Affirmative Action of Osteopontin on Endothelial Progenitors

Daniel G.M. Molin; Nynke M.S van den Akker; Mark J. Post

From the Departments of Physiology (D.G.M.M., M.J.P.) and Cardiology (N.M.S.v.d.A.), CARIM, Maastricht University Medical Center, the Netherlands; and the Department of Biomedical Engineering (M.J.P.), Eindhoven University of Technology, Eindhoven, the Netherlands.
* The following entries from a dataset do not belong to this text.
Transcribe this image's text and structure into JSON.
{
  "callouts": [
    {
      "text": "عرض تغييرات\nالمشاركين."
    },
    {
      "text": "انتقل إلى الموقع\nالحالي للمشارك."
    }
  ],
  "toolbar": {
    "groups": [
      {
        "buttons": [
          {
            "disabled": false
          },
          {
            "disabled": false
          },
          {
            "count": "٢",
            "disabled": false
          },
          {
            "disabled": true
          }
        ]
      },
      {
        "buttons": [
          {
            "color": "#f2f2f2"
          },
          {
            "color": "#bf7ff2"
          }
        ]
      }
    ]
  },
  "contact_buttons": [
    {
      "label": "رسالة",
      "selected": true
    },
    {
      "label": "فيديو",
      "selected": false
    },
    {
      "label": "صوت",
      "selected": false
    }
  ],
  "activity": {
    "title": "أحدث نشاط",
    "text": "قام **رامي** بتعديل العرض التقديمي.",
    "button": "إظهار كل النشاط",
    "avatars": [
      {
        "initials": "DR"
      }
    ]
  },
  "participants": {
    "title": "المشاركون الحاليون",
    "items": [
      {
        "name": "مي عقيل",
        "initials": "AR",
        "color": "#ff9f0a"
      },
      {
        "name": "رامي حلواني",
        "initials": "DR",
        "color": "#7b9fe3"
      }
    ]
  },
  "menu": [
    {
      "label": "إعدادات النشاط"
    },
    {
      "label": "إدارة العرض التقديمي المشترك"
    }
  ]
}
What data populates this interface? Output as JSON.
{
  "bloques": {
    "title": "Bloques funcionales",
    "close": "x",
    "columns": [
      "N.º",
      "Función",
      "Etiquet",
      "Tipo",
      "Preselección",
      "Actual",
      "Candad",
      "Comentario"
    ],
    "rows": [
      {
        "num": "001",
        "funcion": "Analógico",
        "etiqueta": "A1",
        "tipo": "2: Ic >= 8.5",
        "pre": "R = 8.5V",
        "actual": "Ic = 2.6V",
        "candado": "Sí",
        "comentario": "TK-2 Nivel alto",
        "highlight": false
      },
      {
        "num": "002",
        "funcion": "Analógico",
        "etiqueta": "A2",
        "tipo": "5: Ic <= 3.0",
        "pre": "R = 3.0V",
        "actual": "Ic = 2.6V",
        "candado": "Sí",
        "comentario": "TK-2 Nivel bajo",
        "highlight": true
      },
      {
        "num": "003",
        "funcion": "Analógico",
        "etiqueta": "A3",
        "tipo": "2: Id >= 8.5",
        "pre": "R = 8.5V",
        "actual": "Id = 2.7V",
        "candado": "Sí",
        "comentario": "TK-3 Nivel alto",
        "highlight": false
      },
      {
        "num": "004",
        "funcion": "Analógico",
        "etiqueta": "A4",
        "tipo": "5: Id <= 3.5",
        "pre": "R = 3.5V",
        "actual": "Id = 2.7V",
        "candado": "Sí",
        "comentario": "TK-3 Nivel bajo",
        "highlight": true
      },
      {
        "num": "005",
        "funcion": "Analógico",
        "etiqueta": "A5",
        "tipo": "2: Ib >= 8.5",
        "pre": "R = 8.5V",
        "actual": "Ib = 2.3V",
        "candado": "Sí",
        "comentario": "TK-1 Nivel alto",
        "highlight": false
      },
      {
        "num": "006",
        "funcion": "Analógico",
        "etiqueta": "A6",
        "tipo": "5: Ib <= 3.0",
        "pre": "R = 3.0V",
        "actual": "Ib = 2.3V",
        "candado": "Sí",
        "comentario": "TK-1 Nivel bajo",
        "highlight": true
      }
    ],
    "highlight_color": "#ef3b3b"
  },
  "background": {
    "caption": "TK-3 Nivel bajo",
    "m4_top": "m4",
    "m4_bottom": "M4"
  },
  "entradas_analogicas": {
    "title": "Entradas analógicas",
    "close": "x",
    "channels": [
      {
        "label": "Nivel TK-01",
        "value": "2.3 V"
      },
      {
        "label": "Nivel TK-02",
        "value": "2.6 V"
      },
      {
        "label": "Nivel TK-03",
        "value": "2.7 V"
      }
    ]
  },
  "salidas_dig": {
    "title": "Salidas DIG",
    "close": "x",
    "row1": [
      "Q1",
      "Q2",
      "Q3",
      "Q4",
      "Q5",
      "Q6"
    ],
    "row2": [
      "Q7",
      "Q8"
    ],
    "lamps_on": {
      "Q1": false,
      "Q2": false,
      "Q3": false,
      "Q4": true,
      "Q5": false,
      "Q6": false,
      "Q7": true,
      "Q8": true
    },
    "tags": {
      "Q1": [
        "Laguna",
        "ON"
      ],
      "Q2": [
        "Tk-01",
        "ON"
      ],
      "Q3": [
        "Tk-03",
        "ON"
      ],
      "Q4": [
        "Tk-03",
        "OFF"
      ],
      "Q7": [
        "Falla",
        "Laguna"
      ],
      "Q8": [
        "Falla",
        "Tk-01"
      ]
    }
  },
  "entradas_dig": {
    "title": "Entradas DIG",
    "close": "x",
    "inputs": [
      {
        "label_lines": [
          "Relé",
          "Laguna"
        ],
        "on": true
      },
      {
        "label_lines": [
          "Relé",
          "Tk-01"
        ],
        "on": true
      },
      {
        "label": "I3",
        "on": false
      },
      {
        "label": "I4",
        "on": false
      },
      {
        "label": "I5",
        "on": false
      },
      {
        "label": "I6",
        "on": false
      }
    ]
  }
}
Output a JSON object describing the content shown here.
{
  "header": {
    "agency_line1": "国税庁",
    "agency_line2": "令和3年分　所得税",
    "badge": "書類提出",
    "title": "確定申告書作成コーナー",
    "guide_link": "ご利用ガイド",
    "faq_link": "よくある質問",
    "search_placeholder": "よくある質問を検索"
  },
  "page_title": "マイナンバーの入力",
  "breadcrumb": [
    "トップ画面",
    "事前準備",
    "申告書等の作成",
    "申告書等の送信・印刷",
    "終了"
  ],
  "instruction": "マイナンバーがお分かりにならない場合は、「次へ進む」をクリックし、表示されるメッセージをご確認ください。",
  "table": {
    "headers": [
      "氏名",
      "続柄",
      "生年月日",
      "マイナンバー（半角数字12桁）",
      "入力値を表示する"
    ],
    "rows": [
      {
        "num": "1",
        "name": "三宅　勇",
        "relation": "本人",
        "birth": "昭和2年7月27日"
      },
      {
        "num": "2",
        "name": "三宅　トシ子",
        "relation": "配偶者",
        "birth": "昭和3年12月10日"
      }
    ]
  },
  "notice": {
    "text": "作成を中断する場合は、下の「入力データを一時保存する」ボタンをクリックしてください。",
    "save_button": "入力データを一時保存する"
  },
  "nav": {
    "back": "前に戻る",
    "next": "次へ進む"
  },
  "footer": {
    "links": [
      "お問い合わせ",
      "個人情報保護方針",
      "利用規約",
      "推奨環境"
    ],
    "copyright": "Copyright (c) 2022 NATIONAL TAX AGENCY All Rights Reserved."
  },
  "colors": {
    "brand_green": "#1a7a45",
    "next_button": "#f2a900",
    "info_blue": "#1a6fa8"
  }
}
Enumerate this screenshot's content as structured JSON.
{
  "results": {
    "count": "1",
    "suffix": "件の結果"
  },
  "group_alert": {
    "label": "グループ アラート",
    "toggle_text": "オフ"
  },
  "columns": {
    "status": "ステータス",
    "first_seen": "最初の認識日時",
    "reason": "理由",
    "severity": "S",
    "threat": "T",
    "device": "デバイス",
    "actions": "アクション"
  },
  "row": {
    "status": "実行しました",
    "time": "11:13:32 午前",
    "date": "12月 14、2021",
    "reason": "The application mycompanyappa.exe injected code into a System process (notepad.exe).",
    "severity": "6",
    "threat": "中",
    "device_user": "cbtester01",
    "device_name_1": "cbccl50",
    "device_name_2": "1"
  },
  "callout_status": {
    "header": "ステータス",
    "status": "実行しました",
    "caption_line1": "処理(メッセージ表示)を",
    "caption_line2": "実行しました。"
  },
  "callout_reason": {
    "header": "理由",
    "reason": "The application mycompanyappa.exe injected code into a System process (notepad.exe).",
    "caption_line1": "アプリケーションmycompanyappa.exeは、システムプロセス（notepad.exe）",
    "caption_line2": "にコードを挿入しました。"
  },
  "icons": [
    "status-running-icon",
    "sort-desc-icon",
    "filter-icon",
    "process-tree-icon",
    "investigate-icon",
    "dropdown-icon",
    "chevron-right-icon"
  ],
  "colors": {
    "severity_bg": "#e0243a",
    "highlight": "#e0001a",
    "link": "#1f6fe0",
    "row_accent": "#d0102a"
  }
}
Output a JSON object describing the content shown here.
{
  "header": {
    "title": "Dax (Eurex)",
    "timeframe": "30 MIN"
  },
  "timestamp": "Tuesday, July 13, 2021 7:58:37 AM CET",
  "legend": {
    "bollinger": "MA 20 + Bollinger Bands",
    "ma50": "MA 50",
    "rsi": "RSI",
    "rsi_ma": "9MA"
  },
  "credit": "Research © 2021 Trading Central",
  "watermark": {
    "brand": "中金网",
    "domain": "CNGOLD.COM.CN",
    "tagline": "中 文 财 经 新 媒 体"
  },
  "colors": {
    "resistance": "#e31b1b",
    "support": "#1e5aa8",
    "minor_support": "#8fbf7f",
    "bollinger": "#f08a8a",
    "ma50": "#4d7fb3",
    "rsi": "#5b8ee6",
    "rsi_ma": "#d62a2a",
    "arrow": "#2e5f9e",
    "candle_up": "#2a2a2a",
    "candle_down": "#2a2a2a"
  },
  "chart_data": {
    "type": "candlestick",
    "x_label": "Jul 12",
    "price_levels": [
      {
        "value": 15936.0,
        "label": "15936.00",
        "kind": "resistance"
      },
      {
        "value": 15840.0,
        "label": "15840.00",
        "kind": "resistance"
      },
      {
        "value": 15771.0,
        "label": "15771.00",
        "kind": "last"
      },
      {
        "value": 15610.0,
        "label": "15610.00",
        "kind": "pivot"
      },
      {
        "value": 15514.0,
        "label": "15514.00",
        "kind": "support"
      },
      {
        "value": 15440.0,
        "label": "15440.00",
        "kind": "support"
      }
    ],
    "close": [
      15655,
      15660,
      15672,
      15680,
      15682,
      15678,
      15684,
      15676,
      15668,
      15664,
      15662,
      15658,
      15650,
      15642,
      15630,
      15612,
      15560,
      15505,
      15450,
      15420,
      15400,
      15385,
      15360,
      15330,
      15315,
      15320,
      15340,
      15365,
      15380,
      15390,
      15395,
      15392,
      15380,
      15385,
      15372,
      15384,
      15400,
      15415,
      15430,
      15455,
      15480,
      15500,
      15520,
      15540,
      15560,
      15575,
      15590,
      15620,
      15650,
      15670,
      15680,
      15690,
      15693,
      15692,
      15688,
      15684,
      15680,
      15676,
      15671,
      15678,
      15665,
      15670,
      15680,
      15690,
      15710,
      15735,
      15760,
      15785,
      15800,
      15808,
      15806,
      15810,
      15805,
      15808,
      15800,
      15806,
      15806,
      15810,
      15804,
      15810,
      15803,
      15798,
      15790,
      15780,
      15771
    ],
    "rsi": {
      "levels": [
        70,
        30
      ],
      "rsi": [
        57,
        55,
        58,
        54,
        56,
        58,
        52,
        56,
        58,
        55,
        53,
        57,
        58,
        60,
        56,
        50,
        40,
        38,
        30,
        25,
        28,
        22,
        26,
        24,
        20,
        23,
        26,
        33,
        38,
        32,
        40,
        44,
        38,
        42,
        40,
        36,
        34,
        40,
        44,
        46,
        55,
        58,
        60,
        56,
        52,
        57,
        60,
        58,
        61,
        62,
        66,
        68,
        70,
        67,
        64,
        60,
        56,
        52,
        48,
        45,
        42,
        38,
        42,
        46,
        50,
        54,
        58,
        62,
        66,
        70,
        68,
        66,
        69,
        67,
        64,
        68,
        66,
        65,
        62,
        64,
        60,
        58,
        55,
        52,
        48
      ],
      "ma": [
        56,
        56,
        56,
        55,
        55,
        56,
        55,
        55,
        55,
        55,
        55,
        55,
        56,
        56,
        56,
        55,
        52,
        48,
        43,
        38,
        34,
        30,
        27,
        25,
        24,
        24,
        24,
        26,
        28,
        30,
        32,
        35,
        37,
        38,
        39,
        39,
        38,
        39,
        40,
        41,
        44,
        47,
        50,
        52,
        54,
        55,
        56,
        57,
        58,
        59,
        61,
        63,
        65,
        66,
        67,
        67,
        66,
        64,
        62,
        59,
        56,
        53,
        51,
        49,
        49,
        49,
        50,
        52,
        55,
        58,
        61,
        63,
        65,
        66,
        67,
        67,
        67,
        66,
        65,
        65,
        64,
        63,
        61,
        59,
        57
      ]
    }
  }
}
Correspondence to Mark J. Post, MD, PhD, Department of Physiology, University Maastricht, PO Box 626, 6200 MD Maastricht, the Netherlands. E-mail m.post@fys.unimaas.nl


An extract of the first 250 words of the full text is provided, because this article has no abstract.
 

Gender differences in susceptibility to coronary heart disease have been firmly established: the incidence of various manifestations of coronary atherosclerosis is less in premenopausal women than age-matched men. The protective role of estrogen covers a broad range of mechanisms including improvement of endothelial regeneration after arterial injury. Mediated primarily by the estrogen receptor alpha (ER{alpha}), 17β-estradiol (E2) stimulates migration and proliferation of endothelium. This effect involves among others, eNOS activity,1 prostacyclin, endothelin, bFGF,2 and VEGF-R2 signaling.3 Estrogen also stimulates the recruitment of endothelial progenitor cells (EPCs), which in experimental and emerging clinical studies appear to be important effectors of endothelium repair (for review see Besler et al4). In rodents, E2 increases the number of circulating EPCs and enhances their adherence and homing to the region of vascular damage. This process is ER{alpha} dependent and EPCs are believed to play a nonredundant role in the E2 enhanced reendothialization.1 Likewise, in premenopausal women a higher number of circulating EPCs is found when compared to age-matched men. The level of circulating EPCs synchronizes with menstrual cycle and is the highest during the fertile period. In addition, male EPCs showed a lower adherence capacity as compared to premenopausal female EPCs, an effect that was abolished by E2 supplementation.5

See accompanying article on page 2131

The presumed clinical relevance of EPC recruitment, for instance in restenosis, is underscored by several strategies to arm stents with integrins or antibody based agents to enhance EPC homing and adherence. The mechanism of EPC enhanced reendothelialization, however, . . . [Full Text of this Article]


Related Article:

Estrogen-Stimulated Endothelial Repair Requires Osteopontin
Laetitia Lam Shang Leen, Cédric Filipe, Audrey Billon, Barbara Garmy-Susini, Sandra Jalvy, Fanny Robbesyn, Danièle Daret, Cécile Allières, Susan R. Rittling, Nikos Werner, Georg Nickenig, Urban Deutsch, Cécile Duplàa, Pascale Dufourcq, Françoise Lenfant, Claude Desgranges, Jean-François Arnal, and Alain-Pierre Gadeau
Arterioscler Thromb Vasc Biol 2008 28: 2131-2136. [Abstract] [Full Text] [PDF]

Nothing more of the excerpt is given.